Georg Herbert Mehlhorn (24 March 1903 – 30 October 1968)[1] [2] was an SS Oberführer,[3] Nazi legal expert, and Gestapo official. Mehlhorn was involved in the camouflage of the mass graves of the Jewish victims in the forest of the Chełmno extermination camp.[4] [5] He operated gas wagons at the Chełmno camp to murder the sick Jewish prisoners who were sent from the Wartheland ghettoes.[6] He was also a director of Stiftung Nordhav, a front organization of the Sicherheitsdienst founded in 1939 by Reinhard Heydrich, one of the main architects of the Holocaust.[7] He was the mentor of SS-Brigadeführer Walter Schellenberg while at the SS-Hauptamt.[8]
Mehlhorn was the son of a wealthy industrialist.[9] Other sources say that he was a son of a church worker. He was born in 1903 in Chemnitz[2] [10] He attended Realschule in Chemnitz. As a schoolboy, he became a member of nationalist paramilitary organizations. At 16 years of age, he resisted the rules set forward by the Allied Disarmament Commission for Germany, by taking part in exercises involving the camouflage of weapons.
Although too young at the time to participate in armed fights between German paramilitaries and Polish fighters over the threatened annexation of Silesia, he still resisted by participating in the underground resistance. Later on, Mehlhorn became an expert on armaments and military policy and used to give lectures in meetings organized by youth sports societies such as Turnerschaft Mundenia. Melhorn has been described as a "strange character".[9]
Mehlhorn attended university from January 1923 to December 1926 for a total of 8 trimesters, studying in Göttingen, Munich and Leipzig, eventually obtaining his Ph.D. in 1928. His thesis was on "law history and penal practices related to poaching" (Die Bestimmung der Strafe für die Wilderei). His grade was very high and upon graduation he was the only one from his class not to become a civil servant, opting instead to join the ranks of a famous law office at Chemnitz.
Mehlhorn became a member of NSDAP in 1931 and a member of the SS in 1933.[10] His career in the SD started when the organization was a small nucleus of officers at its formative stage. He was deemed important enough to be hired along with Lothar Beutel, Hermann Behrends, and Wilhelm Albert in order to help with the formation of SD as an organization.

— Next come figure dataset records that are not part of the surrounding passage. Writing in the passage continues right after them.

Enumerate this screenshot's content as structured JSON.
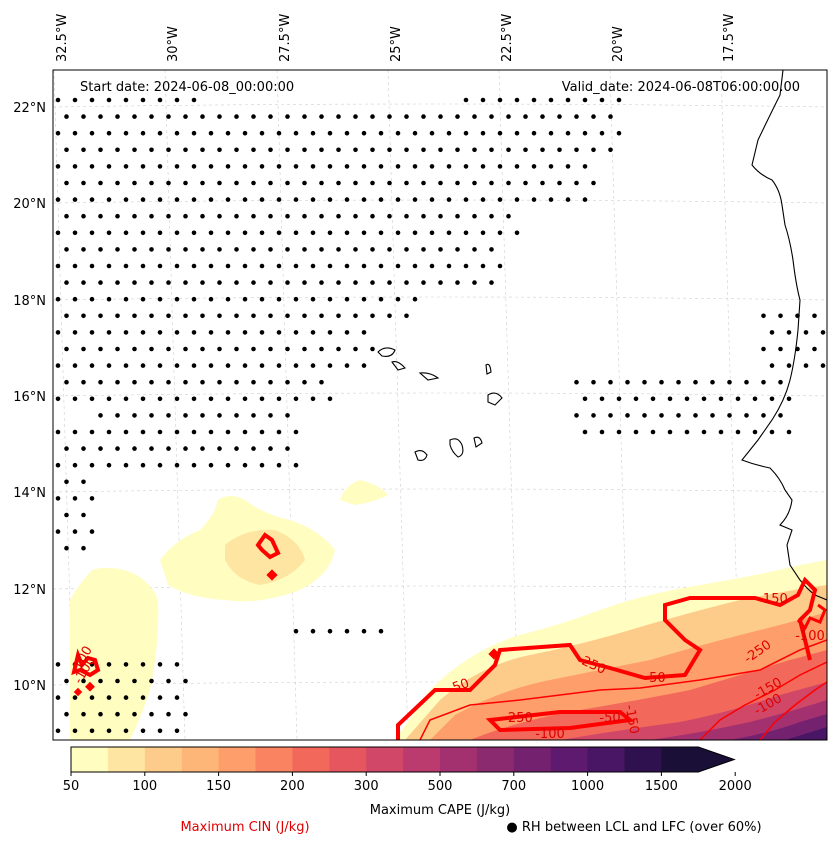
{
  "map": {
    "start_date_label": "Start date: 2024-06-08_00:00:00",
    "valid_date_label": "Valid_date: 2024-06-08T06:00:00.00",
    "lon_labels": [
      "32.5°W",
      "30°W",
      "27.5°W",
      "25°W",
      "22.5°W",
      "20°W",
      "17.5°W"
    ],
    "lat_labels": [
      "22°N",
      "20°N",
      "18°N",
      "16°N",
      "14°N",
      "12°N",
      "10°N"
    ],
    "cin_contour_labels": [
      "-250",
      "-100",
      "-50",
      "-250",
      "-150",
      "-50",
      "-150",
      "-100",
      "-250",
      "-50",
      "-150",
      "-100",
      "-100",
      "-100"
    ],
    "stipple_color": "#000000",
    "cin_color": "#ff0000"
  },
  "colorbar": {
    "title": "Maximum CAPE (J/kg)",
    "ticks": [
      "50",
      "100",
      "150",
      "200",
      "300",
      "500",
      "700",
      "1000",
      "1500",
      "2000"
    ],
    "colors": [
      "#fffdbf",
      "#fee5a1",
      "#fecc8a",
      "#feb578",
      "#fd9e6b",
      "#fa8362",
      "#f2695c",
      "#e5565f",
      "#d14767",
      "#bb3b6f",
      "#a3306f",
      "#8c2a6f",
      "#742270",
      "#5e1a6e",
      "#481664",
      "#2f1150",
      "#1a0f36"
    ]
  },
  "legend": {
    "cin_label": "Maximum CIN (J/kg)",
    "rh_label": "● RH between LCL and LFC (over 60%)"
  }
}
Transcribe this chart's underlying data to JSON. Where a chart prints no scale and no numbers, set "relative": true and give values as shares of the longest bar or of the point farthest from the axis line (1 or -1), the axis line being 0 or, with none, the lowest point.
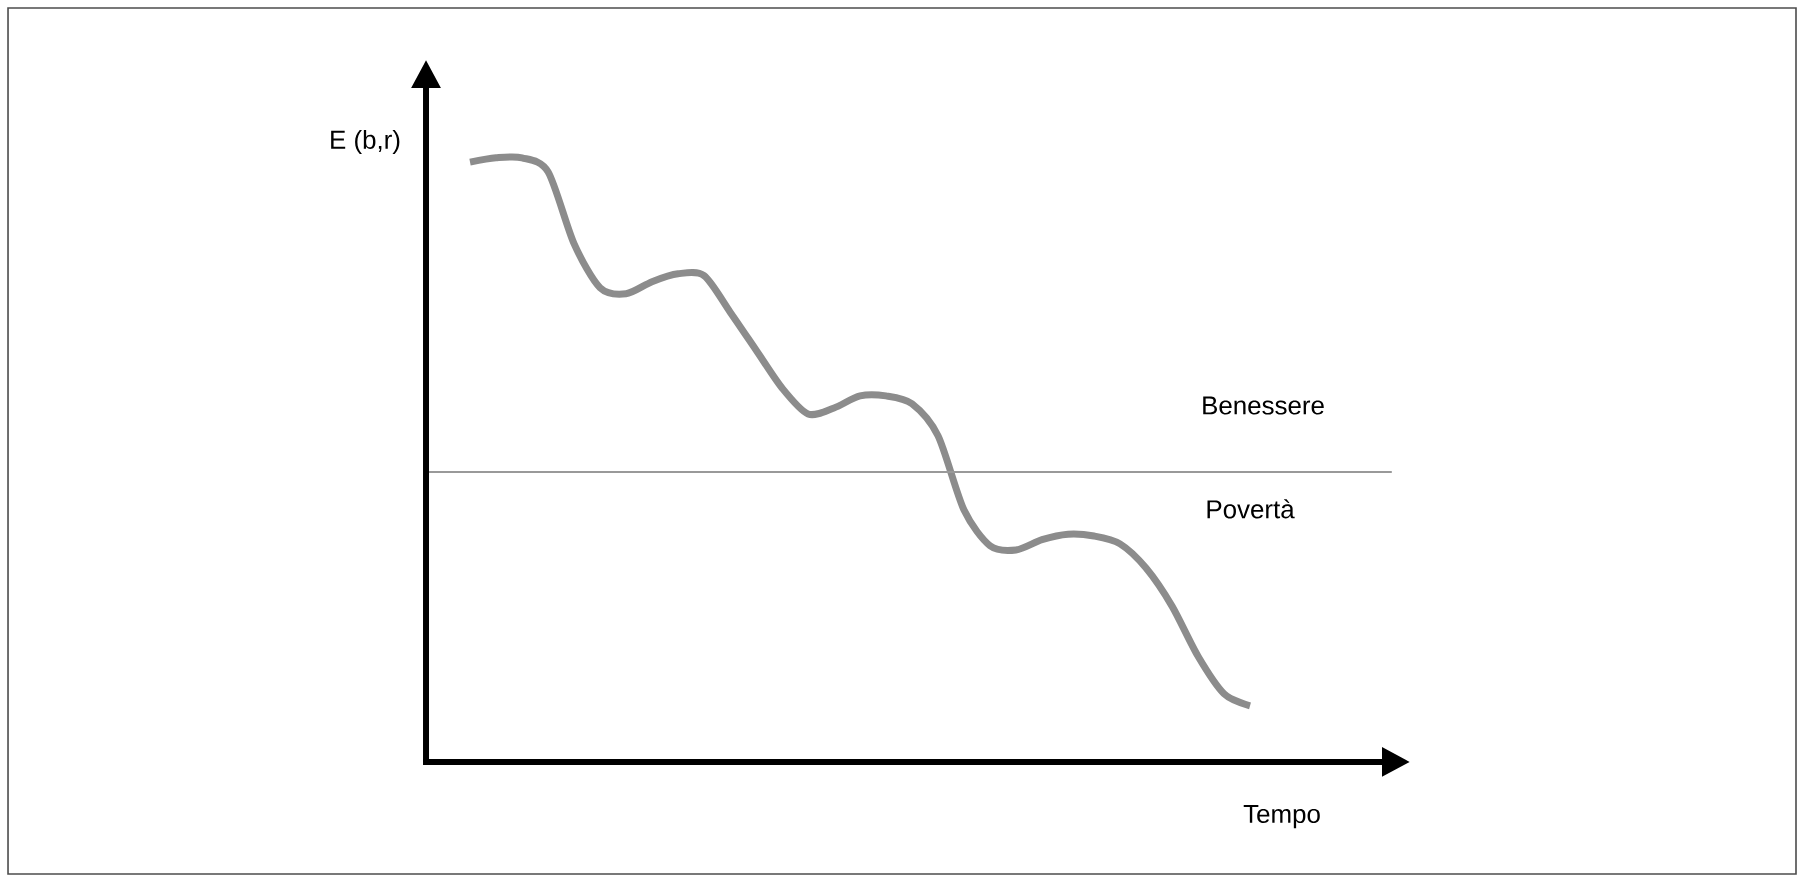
{
  "chart_data": {
    "type": "line",
    "relative": true,
    "ylabel": "E (b,r)",
    "xlabel": "Tempo",
    "categories": [
      null,
      null,
      null,
      null,
      null,
      null,
      null,
      null,
      null,
      null,
      null,
      null,
      null,
      null,
      null,
      null,
      null,
      null,
      null,
      null,
      null,
      null,
      null,
      null,
      null,
      null,
      null,
      null,
      null,
      null,
      null
    ],
    "series": [
      {
        "color": "#8c8c8c",
        "values": [
          0.993,
          1,
          1,
          0.977,
          0.858,
          0.785,
          0.775,
          0.795,
          0.808,
          0.805,
          0.745,
          0.682,
          0.619,
          0.576,
          0.586,
          0.606,
          0.606,
          0.593,
          0.54,
          0.417,
          0.358,
          0.351,
          0.368,
          0.377,
          0.374,
          0.361,
          0.321,
          0.258,
          0.175,
          0.113,
          0.093
        ]
      }
    ],
    "ref_lines": [
      {
        "axis": "y",
        "value": 0.48,
        "color": "#999999"
      }
    ],
    "annotations": [
      "Benessere",
      "Povertà"
    ]
  }
}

Mehlhorn was given the task of organizing the administrative apparatus of the new service and became head of its administration between 1932 and 1937.[11] [12] On 1 September 1933 he became deputy leader of the Gestapo branch in Saxony.[13] [14] In 1935, Mehlhorn was sent to the Berlin headquarters of the SD to assume a high-echelon position, probably due to legal advice he provided concerning the financial affairs of Heydrich's mother.[14] Post-1945, Mehlhorn worked as legal officer in the town of Oberndorf am Neckar.[2]
According to Schellenberg, Mehlhorn was "in a state of shock" when ordered by Heydrich, whom he considered his enemy, to lead the Gleiwitz operation. Schellenberg advised Mehlhorn to ask Heydrich to excuse him from taking part in the planned attack due to physical inability; Mehlhorn followed Schellenberg's advice and was surprised when Heydrich dismissed him from the ranks of the SD without raising any issues.[8] In 1939, he was sent to Posen where he joined the CdZ after his relation with Heydrich deteriorated.[10]
Mehlhorn was the head of Department I in the Warthegau which was responsible for the General, Domestic, and Financial affairs of the Reichsstatthalter and also assisted in drafting many of the orders issued by Greiser.[10] Mehlhorn coordinated Gauleiter Arthur Greiser's mass murder operations,[6] having been appointed in 1941 as the man "responsible for all Jewish questions".[10]
While at the Gau, Mehlhorn coordinated his activities closely with Greiser's deputy August Jäger and maintained excellent rapport with both Heinrich Himmler and Greiser.[10] His tasks included disguising the mass graves of the Jewish victims in the forest of the Chełmno extermination camp.[4] [5] To that effect, in the spring of 1942 he asked Heinrich May, a Nazi forester, to plant birch and pine trees and other shrubs and plants over the mass graves in the forest in an attempt to hide them from view.[5]
The plan did not work however because the stench was overpowering. This forced the reopening of the graves in June 1942 and the burning of the decaying bodies.[4] May, during a conversation with Mehlhorn, had remarked that they could always claim the bodies were those of murdered Germans in the event that the mass graves were ever discovered.[5] Mehlhorn also operated gas wagons at the Chełmno camp to murder the sick Jewish prisoners who were sent from the Wartheland ghettoes.[6]
Mehlhorn died in Tübingen on 30. September 1968.